Toronto (Ontario), le mercredi 6 février 2002

CORAM :       LE JUGE EN CHEF RICHARD

LE JUGE EVANS

LE JUGE MALONE    

ENTRE :

                                                         

LE MINISTRE DE LA CITOYENNETÉ ET DE L'IMMIGRATION

                                                                                                                                                         appelant

                                                                              - et -

                                                                 PRAKASH PATEL

                                                                                                                                                            intimé

                                                                                                                                                                       

                                                                        JUGEMENT

L'appel est accueilli. La décision du juge des requêtes est annulée, et la décision de l'agente des visas de refuser un visa à l'intimé est rétablie.

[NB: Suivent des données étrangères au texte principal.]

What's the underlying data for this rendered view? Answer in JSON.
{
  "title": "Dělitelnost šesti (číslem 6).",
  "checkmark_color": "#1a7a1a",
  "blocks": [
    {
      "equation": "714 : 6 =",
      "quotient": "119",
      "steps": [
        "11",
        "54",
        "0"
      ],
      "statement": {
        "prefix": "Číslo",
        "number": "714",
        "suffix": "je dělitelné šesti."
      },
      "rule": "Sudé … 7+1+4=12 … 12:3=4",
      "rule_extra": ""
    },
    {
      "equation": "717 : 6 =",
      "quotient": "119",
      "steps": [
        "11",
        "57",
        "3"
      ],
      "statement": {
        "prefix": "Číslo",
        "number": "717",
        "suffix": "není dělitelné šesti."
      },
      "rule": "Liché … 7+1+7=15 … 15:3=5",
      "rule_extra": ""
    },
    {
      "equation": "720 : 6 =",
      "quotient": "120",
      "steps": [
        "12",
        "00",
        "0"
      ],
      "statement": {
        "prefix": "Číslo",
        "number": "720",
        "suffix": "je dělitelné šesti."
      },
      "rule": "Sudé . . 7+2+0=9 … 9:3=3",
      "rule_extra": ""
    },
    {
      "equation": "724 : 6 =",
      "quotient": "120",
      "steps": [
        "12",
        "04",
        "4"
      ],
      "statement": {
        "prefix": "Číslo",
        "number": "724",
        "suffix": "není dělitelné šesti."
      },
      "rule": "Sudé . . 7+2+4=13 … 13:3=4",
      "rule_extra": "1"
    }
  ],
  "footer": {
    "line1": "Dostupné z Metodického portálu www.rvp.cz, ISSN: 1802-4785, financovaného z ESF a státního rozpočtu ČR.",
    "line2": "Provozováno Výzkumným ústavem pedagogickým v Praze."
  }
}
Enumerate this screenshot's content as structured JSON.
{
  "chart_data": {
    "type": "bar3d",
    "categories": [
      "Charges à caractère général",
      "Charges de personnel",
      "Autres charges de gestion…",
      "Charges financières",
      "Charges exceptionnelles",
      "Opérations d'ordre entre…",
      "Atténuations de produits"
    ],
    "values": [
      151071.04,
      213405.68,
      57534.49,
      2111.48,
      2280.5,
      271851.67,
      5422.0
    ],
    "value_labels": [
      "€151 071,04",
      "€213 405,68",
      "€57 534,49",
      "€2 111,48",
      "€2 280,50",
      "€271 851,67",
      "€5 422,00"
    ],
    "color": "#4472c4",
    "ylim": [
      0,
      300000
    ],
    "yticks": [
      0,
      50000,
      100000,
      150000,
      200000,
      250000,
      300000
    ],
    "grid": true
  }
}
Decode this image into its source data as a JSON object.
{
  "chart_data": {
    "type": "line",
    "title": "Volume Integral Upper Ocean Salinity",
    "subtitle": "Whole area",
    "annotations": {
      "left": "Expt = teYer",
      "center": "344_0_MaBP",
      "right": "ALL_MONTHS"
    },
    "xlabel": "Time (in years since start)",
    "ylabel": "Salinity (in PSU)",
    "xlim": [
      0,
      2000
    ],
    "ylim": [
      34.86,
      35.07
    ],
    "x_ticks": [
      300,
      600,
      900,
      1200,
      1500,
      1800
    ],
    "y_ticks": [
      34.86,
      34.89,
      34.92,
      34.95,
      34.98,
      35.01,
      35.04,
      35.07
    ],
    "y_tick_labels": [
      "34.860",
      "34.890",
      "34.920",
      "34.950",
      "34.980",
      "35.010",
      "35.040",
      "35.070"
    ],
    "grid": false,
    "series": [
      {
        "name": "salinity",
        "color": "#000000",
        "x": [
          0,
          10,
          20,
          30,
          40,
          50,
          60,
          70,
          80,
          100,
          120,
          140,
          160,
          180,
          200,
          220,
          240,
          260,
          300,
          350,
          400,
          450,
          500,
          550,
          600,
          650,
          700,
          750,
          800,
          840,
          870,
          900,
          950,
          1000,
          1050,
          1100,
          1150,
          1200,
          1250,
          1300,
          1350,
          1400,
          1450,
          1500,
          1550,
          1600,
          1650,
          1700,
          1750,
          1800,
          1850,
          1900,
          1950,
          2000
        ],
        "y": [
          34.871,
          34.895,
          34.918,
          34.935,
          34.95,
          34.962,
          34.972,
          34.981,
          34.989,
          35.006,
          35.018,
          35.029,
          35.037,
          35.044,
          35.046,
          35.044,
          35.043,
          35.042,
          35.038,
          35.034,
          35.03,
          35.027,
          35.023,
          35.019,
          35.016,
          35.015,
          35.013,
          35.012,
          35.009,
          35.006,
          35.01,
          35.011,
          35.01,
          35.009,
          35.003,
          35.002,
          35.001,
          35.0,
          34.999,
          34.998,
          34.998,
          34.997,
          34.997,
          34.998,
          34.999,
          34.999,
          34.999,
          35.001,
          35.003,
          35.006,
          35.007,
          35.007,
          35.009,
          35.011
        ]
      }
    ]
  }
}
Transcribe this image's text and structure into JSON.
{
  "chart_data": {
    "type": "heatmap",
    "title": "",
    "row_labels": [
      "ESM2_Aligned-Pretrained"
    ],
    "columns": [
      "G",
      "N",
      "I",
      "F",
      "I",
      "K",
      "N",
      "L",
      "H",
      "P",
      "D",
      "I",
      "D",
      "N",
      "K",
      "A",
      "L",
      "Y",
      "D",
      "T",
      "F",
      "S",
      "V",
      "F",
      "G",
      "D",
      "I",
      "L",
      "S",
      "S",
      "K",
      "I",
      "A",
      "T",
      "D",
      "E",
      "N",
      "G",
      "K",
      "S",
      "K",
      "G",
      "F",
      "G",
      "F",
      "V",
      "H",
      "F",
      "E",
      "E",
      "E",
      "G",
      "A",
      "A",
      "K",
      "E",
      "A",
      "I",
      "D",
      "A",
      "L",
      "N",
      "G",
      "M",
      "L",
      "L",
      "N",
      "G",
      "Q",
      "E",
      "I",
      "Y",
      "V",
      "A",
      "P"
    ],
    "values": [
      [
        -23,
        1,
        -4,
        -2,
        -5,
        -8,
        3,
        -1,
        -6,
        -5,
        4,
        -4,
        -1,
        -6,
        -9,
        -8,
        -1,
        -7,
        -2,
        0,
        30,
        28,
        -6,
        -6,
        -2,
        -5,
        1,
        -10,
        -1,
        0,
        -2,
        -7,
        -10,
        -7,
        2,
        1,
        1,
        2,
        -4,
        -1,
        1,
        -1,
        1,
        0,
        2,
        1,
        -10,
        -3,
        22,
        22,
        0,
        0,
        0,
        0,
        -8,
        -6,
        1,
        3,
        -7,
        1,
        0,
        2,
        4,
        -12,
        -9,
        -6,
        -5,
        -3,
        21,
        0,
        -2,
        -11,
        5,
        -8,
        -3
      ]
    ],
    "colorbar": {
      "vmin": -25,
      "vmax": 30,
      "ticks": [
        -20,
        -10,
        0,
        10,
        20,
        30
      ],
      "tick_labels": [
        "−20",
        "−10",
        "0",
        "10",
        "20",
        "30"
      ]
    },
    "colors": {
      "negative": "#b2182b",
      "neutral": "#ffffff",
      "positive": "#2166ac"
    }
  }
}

La question suivante a été certifiée par le juge des requêtes :

La décision d'un agent des visas de refuser une demande d'admission au Canada devrait-elle être annulée lorsque l'agent des visas a commis une erreur d'évaluation, mais une erreur dont la rectification ne donnerait encore pas au requérant suffisamment de points pour que sa demande soit acceptée?


Il est répondu ainsi :

Si, dans une demande de contrôle judiciaire du refus d'un agent des visas de délivrer un visa, la Cour arrive à la conclusion que l'agent a commis une erreur sujette à révision et qu'il a accordé au requérant trop peu de points d'appréciation, la Cour peut si elle le juge opportun refuser d'annuler la décision lorsque, à son avis, la rectification de l'erreur ne pouvait modifier la décision de l'agent parce que le requérant demeurait avec un nombre de points insuffisant pour justifier la délivrance d'un visa.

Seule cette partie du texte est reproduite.